Media reports now say the UK could be fined millions of euros if it tries to negotiate trade agreements with other countries before leaving the EU. 

Reacting to the revelations, UK MP Barry Gardiner, Labour's shadow Secretary of State for international trade, Europe, energy and climate change, laid the blame for such a scenario at the feet of the UK government.

He said, "It is precisely this mixture of arrogance and incompetence by Liam Fox that will cause major problems for the UK in our Brexit relations with Europe."

Fox, who supported the Leave campaign, is one of three senior Tory MPs tasked with overseeing Britain's Brexit negotiations with Brussels.

Gardiner said, "Fox seems to think he can just ignore the rules and that the EU will neither notice nor seek to retaliate in any way. Fox has a record of acting as if the rules do not apply to him.

"The Prime Minister must realise that if she wants to protect the UK's interest and secure a new relationship with Europe that protects access to the single market and controls immigration, then she must stop cavalier ministers like Fox from alienating the very people on whom our future relationship with Europe depends."

It has also emerged that the Scottish National party is reportedly seeking assurances from EU member states that an independent Scotland could remain in the single market after Brexit.

Senior SNP figures now also believe a second referendum on independence could be held by autumn 2018, before the UK leaves the EU.
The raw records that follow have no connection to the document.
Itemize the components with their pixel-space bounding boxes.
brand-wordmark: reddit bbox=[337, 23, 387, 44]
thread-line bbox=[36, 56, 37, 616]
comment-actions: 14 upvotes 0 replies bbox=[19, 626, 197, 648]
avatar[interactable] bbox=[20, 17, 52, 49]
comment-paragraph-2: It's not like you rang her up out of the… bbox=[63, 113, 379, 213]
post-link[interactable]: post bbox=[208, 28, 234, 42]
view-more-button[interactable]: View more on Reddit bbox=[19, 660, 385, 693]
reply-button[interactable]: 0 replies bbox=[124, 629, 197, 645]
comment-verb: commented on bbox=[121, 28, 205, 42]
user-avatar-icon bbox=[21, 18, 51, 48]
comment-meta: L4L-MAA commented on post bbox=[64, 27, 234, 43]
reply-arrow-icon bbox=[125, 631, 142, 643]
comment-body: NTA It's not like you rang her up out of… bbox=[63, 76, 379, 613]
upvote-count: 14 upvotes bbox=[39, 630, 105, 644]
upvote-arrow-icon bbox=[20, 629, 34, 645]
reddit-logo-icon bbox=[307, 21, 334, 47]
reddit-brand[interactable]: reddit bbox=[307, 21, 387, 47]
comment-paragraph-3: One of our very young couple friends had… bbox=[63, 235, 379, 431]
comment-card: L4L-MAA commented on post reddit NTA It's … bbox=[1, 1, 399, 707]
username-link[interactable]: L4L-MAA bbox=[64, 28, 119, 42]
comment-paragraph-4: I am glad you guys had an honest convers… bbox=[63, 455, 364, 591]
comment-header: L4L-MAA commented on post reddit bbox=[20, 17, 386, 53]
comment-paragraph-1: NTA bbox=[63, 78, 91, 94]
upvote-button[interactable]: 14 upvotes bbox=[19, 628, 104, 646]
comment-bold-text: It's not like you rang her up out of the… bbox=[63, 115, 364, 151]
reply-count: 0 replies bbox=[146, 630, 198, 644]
The Scottish government believes the guarantee about the single market would ensure greater support for independence in a second referendum, and are working to persuade member states to let them be treated as a continuing member of the EU.

Meanwhile, European embassies in Britain have logged dozens of incidents of suspected hate crime and abuse against their citizens since the vote to leave the EU, according to new figures.

The vast majority of xenophobic incidents involved citizens from eastern European countries, with more attacks against Poles than all the other nationalities put together, the survey of EU embassies in London revealed. 

The Polish consular service in London, Manchester and Edinburgh has logged 31 incidents of reported hate crime since 23 June, including eight attacks in the past three weeks.